While the beautiful deleveraging is worth contemplating, it seems highly unlikely. Here are three reasons for skepticism:
- Private debt hasn’t fallen all that much. Nonfinancial private debt was 156% of GDP as of the latest data point, which is exactly where we were in the second quarter of 2006 as the housing boom was running out of steam.
- The Fed’s actions have barely registered with the all-important middle class. Not only is median household income 8% below its 2007 peak after adjusting for inflation, but it was still falling as of 2012 (the latest data point). The median household is now earning the same real income as it was in 1989 – 24 years ago! In addition, the jobs picture is abysmal by any honest assessment (which should include the composition of job gains, unemployed folks who’ve dropped out of the labor force and involuntary part-time workers).
- Just about everywhere you turn these days, you’re looking at another classic sign that credit and asset markets are getting out of hand. From record margin debt to a deluge of covenant-lite loans to 1990s-like enthusiasm for Internet companies, it’s hard not to see froth (regardless of your views on bubbles).
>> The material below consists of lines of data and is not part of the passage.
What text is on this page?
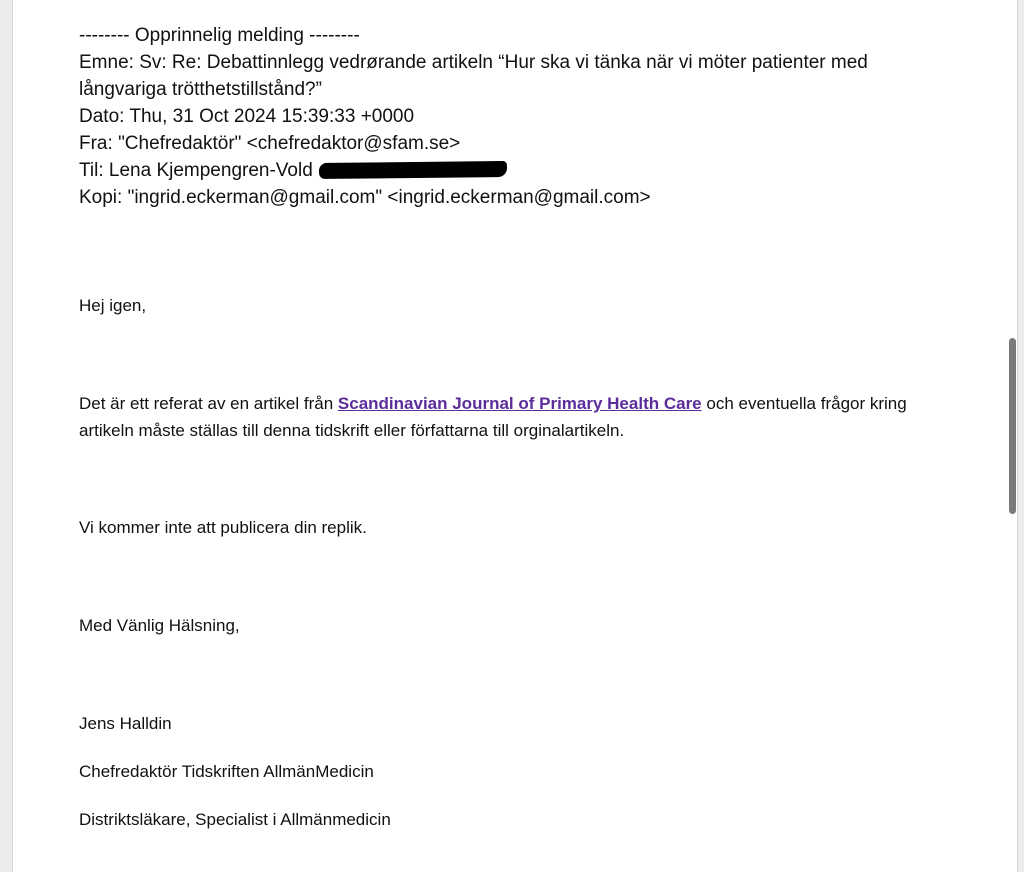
-------- Opprinnelig melding --------

Emne: Sv: Re: Debattinnlegg vedrørande artikeln “Hur ska vi tänka när vi möter patienter med långvariga trötthetstillstånd?”

Dato: Thu, 31 Oct 2024 15:39:33 +0000

Fra: "Chefredaktör" <chefredaktor@sfam.se>

Til: Lena Kjempengren-Vold

Kopi: "ingrid.eckerman@gmail.com" <ingrid.eckerman@gmail.com>

Hej igen,

Det är ett referat av en artikel från Scandinavian Journal of Primary Health Care och eventuella frågor kring artikeln måste ställas till denna tidskrift eller författarna till orginalartikeln.

Vi kommer inte att publicera din replik.

Med Vänlig Hälsning,

Jens Halldin

Chefredaktör Tidskriften AllmänMedicin

Distriktsläkare, Specialist i Allmänmedicin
When we compare these warning signs to the slow progress on debt reduction and no progress for the middle class, the financial economy is too far ahead of the real economy for the eventual outcome to be “beautiful.”
Put differently, the giant gap between the financial and real economies tells us that any normalization of the real economy will prove fleeting.
Think of it this way:
You’re a baseball player trying to break into the majors despite mediocre fielding skills, no foot speed, and a batting average that hovers around 250. Egged on by your friend, A-Rod, you think you can make it by using steroids and turning yourself into a power hitter. But it doesn’t work out as planned. After a year, you’re losing hair, your skull’s gotten bigger, there’s fatty tissue on your chest that wasn’t there before, and you’ve still only managed 18 home runs in a season. You finally accept that it’s not going to happen for you.
In the baseball scenario, steroids didn’t show enough payoff before the side effects told you enough was enough. And you can say pretty much the same thing about our economic scenario and monetary steroids. We’re seeing dubious benefits and fast developing side effects from the Fed’s actions, causing many observers (and ex-central bankers) to recommend a rethink of the Big Experiment. Yet, the experiment continues.
Getting back to our question about the next bear market, the Fed’s unshakable commitment to its approach – despite growing evidence that it may do more harm than good – is our last reason to expect the next bust to be another killer. When the bull finally runs out of steam, it’s likely to be March 2000 or October 2007 all over again.
Bonus result for Austrians
Although we started our analysis with the Great Depression (because of limited debt data and less familiarity with earlier markets), we sized up all of the bear markets in the Shiller database, which goes back to 1871.
These include a fourth regime: the classical gold standard from 1880 to 1914. There’s also an extra period from 1914 to 1921 that was marked by both World War 1 and the fact that the newly hatched Federal Reserve hadn’t yet established its so-called stabilization policies. I’ll call this period “transitional.”
Here’s the full list of bear markets, sorted by size:
Note that every one of the pre-Fed stabilization policy bears is less severe than:
- All of the Great Deleveraging bears
- The most extreme Long Re-Leveraging bear (the 43% drop in 1973-74, which would look much worse if you were to factor in inflation)
- All of the Big Experiment bears
In other words, our stock market history doesn’t reflect very well on the Fed.